Born Katherine Sengelaub on June 28, 1918, she grew up on a farm near Reed City in western Michigan. After graduating from high school, she helped on the farm and cared for sick relatives. Her parents, however, insisted she have further education, so she enrolled in St. Mary's School of Nursing in Grand Rapids.
Upon graduation, she became a clinical nursing supervisor and instructor of nursing at Bay City's Mercy Hospital, run by the Sisters of Mercy. It was here that she began to seriously consider religious life. In 1945, at age 27, she entered the Sisters of Mercy novitiate in Detroit, took the name Sister Mary Maurita and was assigned to continue in health care ministry.
She earned a master's degree in hospital administration at St. Louis University in 1953. She returned to Michigan and held several administrative positions at Mercy hospitals, including president of St. Mary's Hospital in Grand Rapids. In 1961, she was named assistant provincial of her order's Detroit province.
In 1965, Sengelaub was elected to serve on the leadership council for the Sisters of Mercy of the Union. While in this position, she became increasingly aware of the plight of migrant workers and became involved with an effort by the U.S. Department of Health, Education and Welfare — now the Department of Health and Human Services — and the Conference of Major Superiors of Women — now the Leadership Conference of Women Religious — to meet their needs.
Together, a plan was conceived to provide a broad approach for assisting migrant workers. This plan, called the East Coast Migrant Health Project, expanded to the entire United States and continues to this day under the name MHP Salud.
Sengelaub had less than a year left in her term with the Mercy Sisters when she was chosen in 1970 to lead the CHA, then known as the U.S. Catholic Hospital Association. She became the first woman religious — indeed, the first woman — and the first non-cleric to lead the organization.
In the early 1970s, she conceived of and, with the help of the CHA staff, implemented, a leadership development program that is credited with helping health care sponsors and executives bring stand-alone hospitals and long-term care facilities together as systems.
She also was instrumental in establishing a center for ethics research to study the implications of emerging health care technologies, an organization that was the precursor of the National Catholic Bioethics Center in Philadelphia. Sengelaub encouraged CHA members to support greater health care coverage for the poor and underserved and she testified before Congress in the 1970s as it considered a national health insurance bill.
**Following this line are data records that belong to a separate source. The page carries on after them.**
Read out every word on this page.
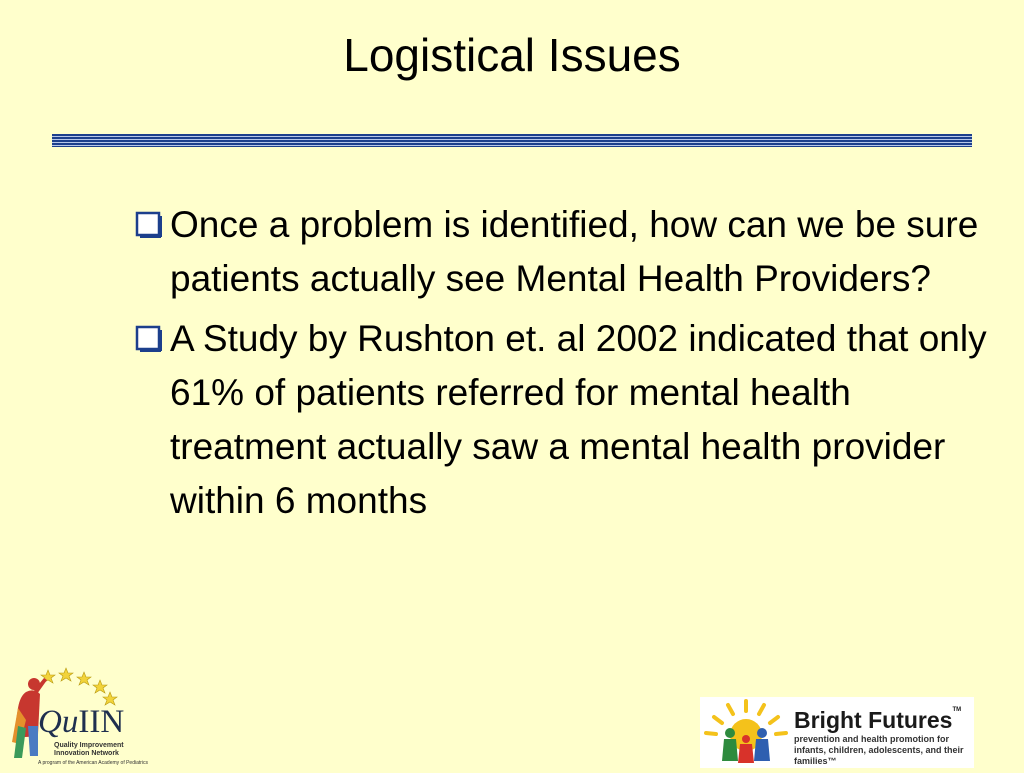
Logistical Issues
Once a problem is identified, how can we be sure patients actually see Mental Health Providers?
A Study by Rushton et. al 2002 indicated that only 61% of patients referred for mental health treatment actually saw a mental health provider within 6 months
QuIIN
Quality Improvement Innovation Network
A program of the American Academy of Pediatrics
Bright Futures™
prevention and health promotion for infants, children, adolescents, and their families™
CHA today is made up of more than 600 hospitals and 1,600 long-term care and other health facilities in all 50 states. The Catholic health ministry is the largest group of nonprofit health care providers in the nation.
Sengelaub resigned as CHA president in 1977 for health reasons. After recovering, she was chosen to serve again on her religious community's Detroit Provincial Council. She also worked with the new Sisters of Mercy Health Corp., the Migrant Workers Project and served on the Michigan Catholic Conference's board of trustees.
In 1988, at age 70, she moved to Australia to help the Sisters of St. John of God structure that country's first Catholic health system. She returned to the United States to work as justice coordinator for the Mercy sisters' Detroit province 1990-95 and entered semiretirement.
"As a Sister of Mercy and throughout a six-decade-plus career in Catholic health care, Sister Maurita committed her life to serve those most in need -- the poor, the sick, the dying and the elderly," said a statement by Mercy Sr. Mary Haddad, CHA's president and chief executive officer. "Sister Maurita's leadership of the Catholic Hospital Association strengthened the ministry during a time of great change in our church and our country."
A funeral Mass was to be celebrated July 11 at the Mercy Center Chapel in Farmington Hills.